Biological screening of a unique drug library targeting MRGPRX2

Abstract

Background: Allergic drug reaction or drug allergy is an immunologically mediated drug hypersensitivity reaction (DHR). G-protein coupled receptors (GPCRs) are common drug targets and communicate extracellular signals that initiate cellular responses. Recent evidence shows that GPCR MRGPRX2 is of major importance in IgE-independent pseudo-allergic DHRs based on the suspected interactions between many FDA-approved peptidergic compounds and MRGPRX2.

Objective: Our aim was to uncover novel MRGPRX2-selective and -potent agonists as drug candidates responsible for clinical features of pseudo-allergic DHRs.

Methods: We conducted a primary high-throughput screening (HTS), coupled with mutagenesis targeting the MRGPRX2 N62S mutation, on a panel of 3,456 library compounds. We discovered pharmacologically active hit compounds as agonists of the MRGPRX2 protein according to high degrees of potency evaluated by the calcium response and validated by the degranulation assay. Using the molecular tool Forge, we also characterized the structure-activity relationship shared by identified hit compounds.

Results: The alternative allele of single nucleotide polymorphism rs10833049 (N62S) in MRGPRX2 demonstrated loss-of-function property in response to substance P and antineoplastic agent daunorubicin hydrochloride. We applied a unique assay system targeting the N62S mutation to the HTS and identified 84 MRGPRX2-selective active hit compounds representing diverse classes according to primary drug indications. The top five highly represented groups included fluoroquinolone and non-fluoroquinolone antibiotics; antidepressive/antipsychotic; antihistaminic and antineoplastic agents. We classified hit compounds into 14 clusters representing a variety of chemical and drug classes beyond those reported, such as opioids, neuromuscular blocking agents, and fluoroquinolones.

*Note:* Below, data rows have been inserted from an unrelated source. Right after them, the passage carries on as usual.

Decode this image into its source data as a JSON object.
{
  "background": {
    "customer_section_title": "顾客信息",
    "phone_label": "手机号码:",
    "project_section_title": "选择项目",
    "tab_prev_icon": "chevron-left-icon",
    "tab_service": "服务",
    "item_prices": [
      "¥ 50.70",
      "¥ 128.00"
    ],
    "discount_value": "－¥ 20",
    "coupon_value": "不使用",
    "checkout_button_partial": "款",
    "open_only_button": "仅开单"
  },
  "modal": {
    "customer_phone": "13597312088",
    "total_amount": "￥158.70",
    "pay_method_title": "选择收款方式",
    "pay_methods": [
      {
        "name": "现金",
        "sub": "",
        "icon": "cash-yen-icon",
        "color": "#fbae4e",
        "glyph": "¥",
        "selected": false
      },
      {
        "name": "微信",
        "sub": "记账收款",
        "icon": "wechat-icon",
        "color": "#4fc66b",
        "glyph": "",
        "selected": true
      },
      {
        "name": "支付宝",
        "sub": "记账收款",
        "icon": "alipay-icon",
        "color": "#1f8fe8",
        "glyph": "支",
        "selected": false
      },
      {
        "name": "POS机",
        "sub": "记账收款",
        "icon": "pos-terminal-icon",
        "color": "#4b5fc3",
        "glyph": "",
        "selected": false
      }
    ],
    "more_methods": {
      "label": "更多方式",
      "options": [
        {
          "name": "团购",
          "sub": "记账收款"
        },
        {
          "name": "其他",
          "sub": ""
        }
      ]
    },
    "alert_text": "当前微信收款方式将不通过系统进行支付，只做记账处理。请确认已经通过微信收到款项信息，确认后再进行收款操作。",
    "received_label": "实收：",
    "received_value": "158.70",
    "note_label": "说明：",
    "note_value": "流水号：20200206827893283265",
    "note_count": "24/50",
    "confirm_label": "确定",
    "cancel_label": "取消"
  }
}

We further demonstrated MRGPRX2-dependent degranulation in the human mast cell line LAD2 cells induced by three novel agonists representing the non-fluoroquinolone antibiotics (bacitracin A), anti-allergic agents (brompheniramine maleate) and tyrosine-kinase inhibitors (imatinib mesylate).

Conclusion: Our findings could facilitate the development of interventions for personalized prevention and treatment of DHRs, as well as future pharmacogenetic investigations of MRGPRX2 in relevant disease cohorts.

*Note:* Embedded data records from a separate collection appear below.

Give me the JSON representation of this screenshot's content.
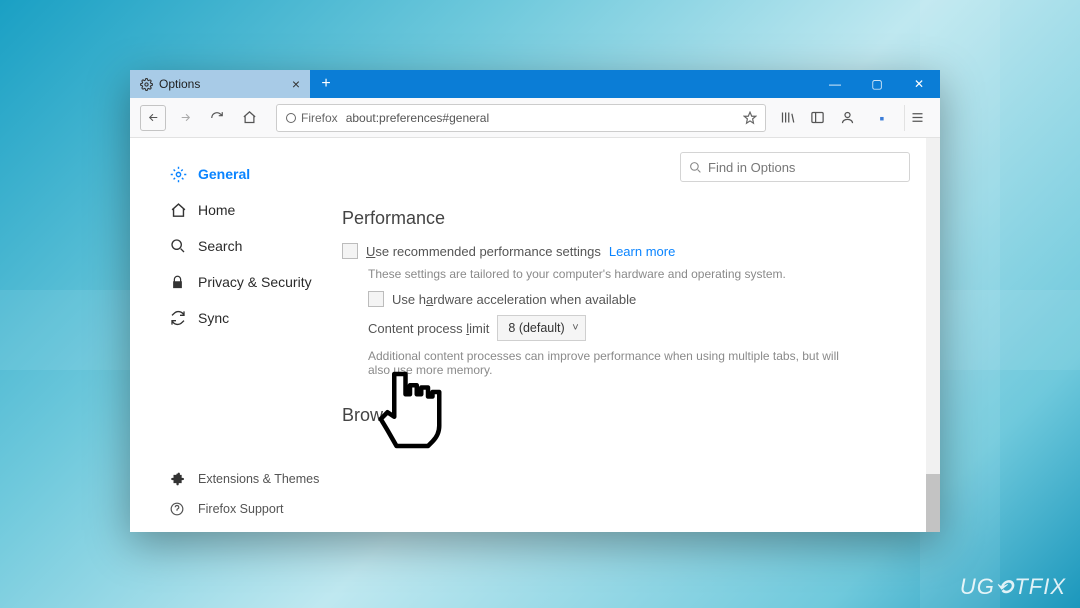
{
  "desktop": {
    "watermark": "UG⟲TFIX"
  },
  "window_controls": {
    "min": "—",
    "max": "▢",
    "close": "✕"
  },
  "tab": {
    "title": "Options",
    "close": "×",
    "new": "+"
  },
  "nav": {
    "url_prefix": "Firefox",
    "url": "about:preferences#general"
  },
  "search": {
    "placeholder": "Find in Options"
  },
  "sidebar": {
    "items": [
      {
        "icon": "⚙",
        "label": "General",
        "active": true
      },
      {
        "icon": "⌂",
        "label": "Home",
        "active": false
      },
      {
        "icon": "🔍",
        "label": "Search",
        "active": false
      },
      {
        "icon": "🔒",
        "label": "Privacy & Security",
        "active": false
      },
      {
        "icon": "🔄",
        "label": "Sync",
        "active": false
      }
    ],
    "footer": [
      {
        "icon": "✦",
        "label": "Extensions & Themes"
      },
      {
        "icon": "?",
        "label": "Firefox Support"
      }
    ]
  },
  "main": {
    "section1": "Performance",
    "opt1_pre": "U",
    "opt1_rest": "se recommended performance settings",
    "learn": "Learn more",
    "muted1": "These settings are tailored to your computer's hardware and operating system.",
    "opt2_a": "Use h",
    "opt2_u": "a",
    "opt2_b": "rdware acceleration when available",
    "proc_a": "Content process ",
    "proc_u": "l",
    "proc_b": "imit",
    "select": "8 (default)",
    "muted2": "Additional content processes can improve performance when using multiple tabs, but will also use more memory.",
    "section2": "Browsing"
  }
}
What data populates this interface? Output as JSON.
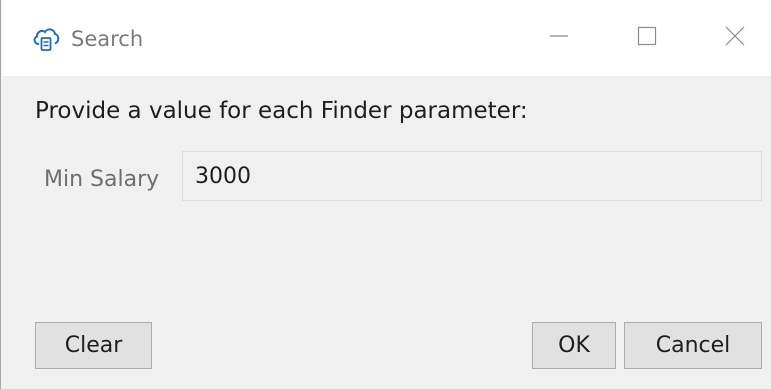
{
  "window": {
    "title": "Search",
    "app_icon": "cloud-database-icon",
    "controls": {
      "minimize_icon": "minimize-icon",
      "maximize_icon": "maximize-icon",
      "close_icon": "close-icon"
    }
  },
  "dialog": {
    "prompt": "Provide a value for each Finder parameter:",
    "fields": [
      {
        "label": "Min Salary",
        "value": "3000"
      }
    ]
  },
  "buttons": {
    "clear_label": "Clear",
    "ok_label": "OK",
    "cancel_label": "Cancel"
  },
  "colors": {
    "accent": "#1e6fb5",
    "background": "#f0f0f0",
    "titlebar": "#ffffff"
  }
}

Keywords: G-protein coupled receptor (GPCR); MRGPRX2; drug hypersensitivity reaction (DHR); high-throughput screening (HTS); mutation; tyrosine-kinase inhibitor (TKI).

Figure 1

Diagram of the secondary structure of MRGPRX2 with missense mutations denoted (A) and functional testing of the N62S mutation in HEK293-Gα15 cells stably expressing the N62S mutation compared to the wild-type receptor (B). The “loss-of-function” effects of N62S mutation on MRGPRX2 was confirmed by reduced cytosolic calcium responses (middle), despite similar levels of cell surface expression of the receptor measured by flow cytometry using an anti-MRGPRX2 antibody (right). We confirmed the construct containing the N62S mutation by Sanger sequencing (left).

Figure 2

An in vitro biological high-throughput screening (HTS) of FDA-approved drug library for identifying agonists for MRGPRX2. (A) Workflow of primary HTS. (B) The top five major classes (according to the primary drug indications) containing most of the MRGPRX2-selective agonists are depicted along with representative hit compounds in each class (the top five).

Figure 3

The structure-activity relationship of identified hit compounds for MRGPRX2. Fourteen clusters containing 70 MRGPRX2-selective hit compounds were displayed according to structural similarity using Forge. Criteria: Morgan=ECFP4; similarity cut-off=0.6.

Figure 4

MRGPRX2-dependent degranulation of human mast cells (LAD2) measured by β-hexosaminidase release following stimulation by agonistic drugs bacitracin A (A), imatinib mesylate (B) and brompheniramine maleate (C). Significantly decreased degranulation was observed in LAD2 cells lacking MRGPRX2 for all three agonistic drugs (concentration as indicated), C48/80 (10 μg/mL) and Tween 20 (1%) were used as positive controls (P<0.0001, n=6). Two-way ANOVA with adjusting for multiple comparisons was performed for statistical analysis. Bars represent means ± SEMs. ****P <0.0001; **P < 0.01.